The question that always comes up in clinical practice is, “If I use one of these therapeutics and it doesn't work, ie, if I use a secretagogue and I want to switch to a retainagogue, is it going to be effective?” And the answer, based on this data from Eric Shah’s lab at the University of Michigan, is yes. In people that had previously tried secretagogues, 42% of these individuals responded, compared to 18% in the placebo group. And interestingly, if you look at the group that had already tried secretagogues versus the treatment-naïve patients, numerically, those that had failed secretagogues did better.
Now the other question always comes up is, “Well, if I fail one secretagogue, can I try another?” And there's data being presented at Digestive Disease Week this year from Greg Sayuk’s lab in St. Louis that says, yes, if you fail a secretagogue and you want to try another one, it can be effective.
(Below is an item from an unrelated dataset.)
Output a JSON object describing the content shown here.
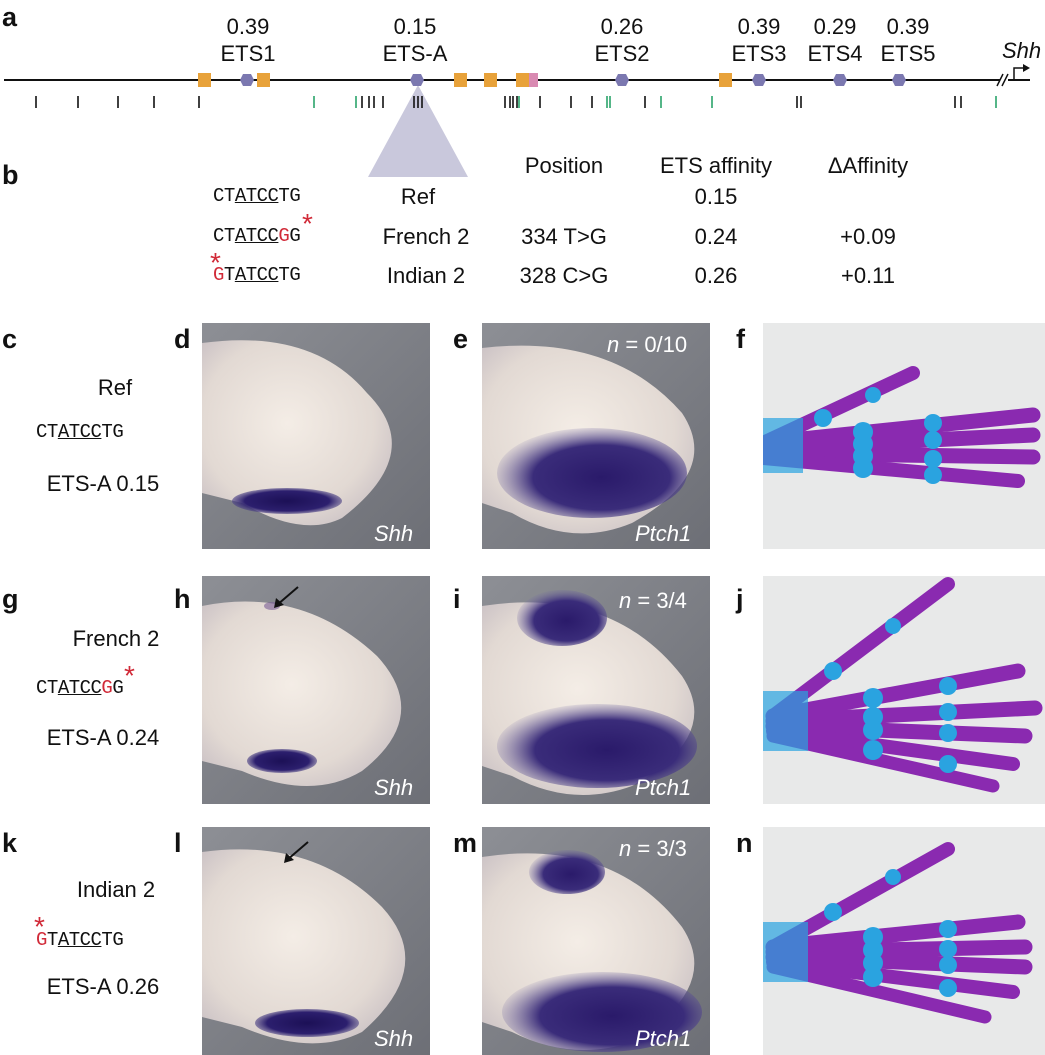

So we now have data validating that we can move within classes or between classes for treating patients with IBS-C that fail initial therapies.
So how do we know which is best? Well, the honest answer is we don't. On the left is data from a network meta-analysis from Alex Ford’s lab. And what this shows us is that all the therapeutics we've already discussed are better than placebo, but if you look at the confidence intervals, neither of them, or none of them, are better than all of the others. So when it comes to how I treat this with shared decision-making, it comes down to the 4 C’s. Cost. If your patient can’t afford it, they're not going to get it. Coverage. If the insurance company is not going to cover it, they're not going to get it either. Comfort, from the practitioner standpoint and the patient standpoint on the efficacy, safety, and tolerability of the therapeutic. And then compliance: “How many pills do I have to take a day? And am I willing to do that?” That plays a major role in our decision analysis.
But probably the most important thing here is the practitioner-patient relationship. This is not a disorder that's all in patients’ heads. These are not patients that are crazy. IBS is seeped in biological causes and mechanisms. So if we validate our patients’ symptoms, we have empathy for our patients, then the symptoms of healthcare-seeking are reduced, and the patients buy in to the treatment process.
So what is the best treatment process? Integrated or multidisciplinary care, mixing in dietary strategies, like we talked about, with bringing gut behavioral therapies, potentially pharmaceutical interventions, and as long as the patient is involved in the process, the outcomes are always better. In fact, there's data to show that if we use integrative care, as opposed to just a single modality, symptoms, quality of life both significantly improve, as do health expenditures and costs as well.
So at the end of the day, what can I tell you about our symposium? I can tell you that irritable bowel syndrome is a heterogeneous disorder that should be treated as such. There are multiple pharma and non-pharma interventions for treating IBS-C, but the choice of treatment can be difficult because there are no head-to-head studies. All the therapies outperform placebo and all improve global and individual IBS symptoms. Don't forget my 4 C’s, but remember that a better understanding of the pathophysiology of IBS-C will improve in precision treatments and outcomes. Until then, the integrative model works best and most importantly, be a patient advocate and not a pessimist.
Well, thank you very much for joining me, but our time is up. This has been CME on ReachMD.